Many jazz history books underrate the contributions of European musicians prior to 1960, other than mentioning Django Reinhardt and Stephane Grappelli. The truth is that jazz has been heard and performed around the world ever since recordings became widely available in the early 1920s.
The better European players, who sometimes had opportunities to interact with visitors from America, caught on fairly fast. They initially learned to play jazz by closely emulating the sounds of Americans, both in the arrangements and many of the soloists. While there were a few distinctive soloists, a number that grew greatly in the 1950s, it was not until the modern jazz scene of the mid-1960s that European jazz musicians began to create truly new music in their own vocabulary.
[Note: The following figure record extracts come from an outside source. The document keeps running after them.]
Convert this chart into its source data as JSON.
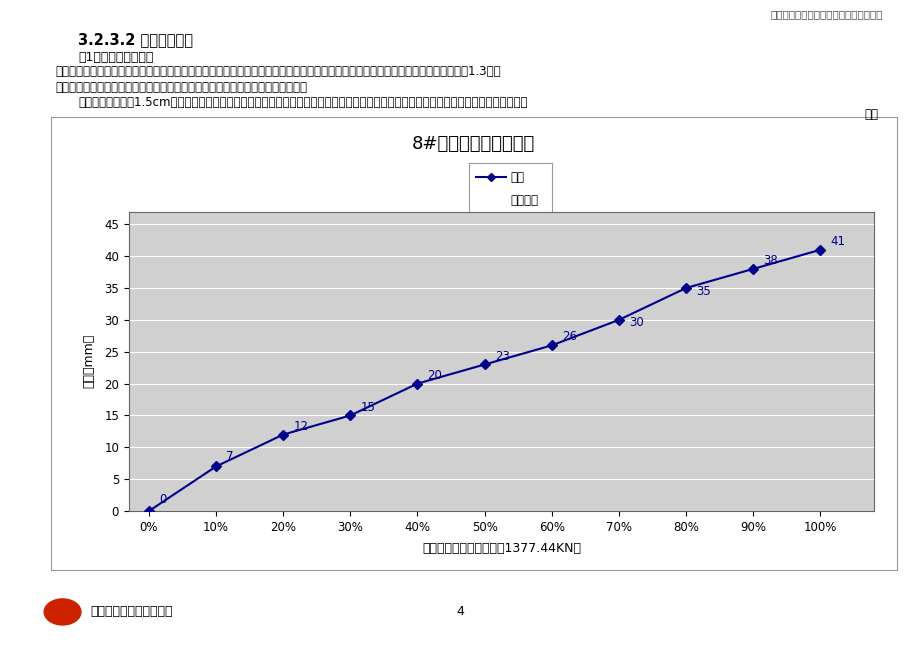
{
  "title": "8#墩挂篮预压变形曲线",
  "xlabel": "加载等级（最大加载重量1377.44KN）",
  "ylabel": "挠度（mm）",
  "x_values": [
    0,
    10,
    20,
    30,
    40,
    50,
    60,
    70,
    80,
    90,
    100
  ],
  "y_values": [
    0,
    7,
    12,
    15,
    20,
    23,
    26,
    30,
    35,
    38,
    41
  ],
  "x_labels": [
    "0%",
    "10%",
    "20%",
    "30%",
    "40%",
    "50%",
    "60%",
    "70%",
    "80%",
    "90%",
    "100%"
  ],
  "y_ticks": [
    0,
    5,
    10,
    15,
    20,
    25,
    30,
    35,
    40,
    45
  ],
  "line_color": "#00008B",
  "marker": "D",
  "marker_size": 5,
  "line_width": 1.5,
  "legend_label1": "挂篮",
  "legend_label2": "累计增量",
  "plot_bg_color": "#D0D0D0",
  "outer_bg_color": "#FFFFFF",
  "grid_color": "#FFFFFF",
  "title_fontsize": 13,
  "axis_fontsize": 9,
  "label_fontsize": 8.5,
  "annotation_fontsize": 8.5,
  "header_text": "东苦黄河大桥大跨度连续梁施工综合技术",
  "section_title": "3.2.3.2 试压结果分析",
  "para1": "（1）挂篮的弹性变形",
  "para2": "为较为准确的测量挂篮的弹性变形曲线，主墩和次主墩的挂篮均分别进行了三次正载试压，每次试压为挂篮主桁最不利设计梁段重量的1.3倍，",
  "para3": "充分的消除了挂篮的非弹性变形后，取第三次的变形曲线为挂篮的弹性变形曲线。",
  "para4": "最大的挠度变形为1.5cm（折合到施工梁段的前端），从试压的结果分析，弹性变形曲线较为合理，可以作为箱梁线形控制的一项取值参数。",
  "figure_label": "图一",
  "footer_company": "中铁十四局集团有限公司",
  "page_number": "4"
}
The Kit-Cat Band Plays “Hot” Dance Music 1925-1927 features a twelve-piece group organized by British bandleader Jack Hylton to perform regularly at the Kit-Cat club in London. Most notable among the musicians are director Al Starita who doubled on clarinet and alto, hot trumpeter Tom Smith, either Hugo Rignold or Eric Siday on violin, and the group’s one major name of the future, trombonist Ted Heath, who led his own very popular dance band during 1944-69.
The Kit-Cat Band’s 24 most jazz-oriented recordings are on their CD and they fit very well into the jazz mainstream of the day. The musicianship and jazz sensibilities are on the level of most contemporary American bands and the recording quality (other than the opening acoustic track) is excellent. Trad jazz musicians wanting to find lesser-known material from the 1920s will find much here of interest for only eight or nine of the two dozen songs are still played today. Fans of 1920s jazz will certainly enjoy these rare recordings which have lively arrangements and inventive solos.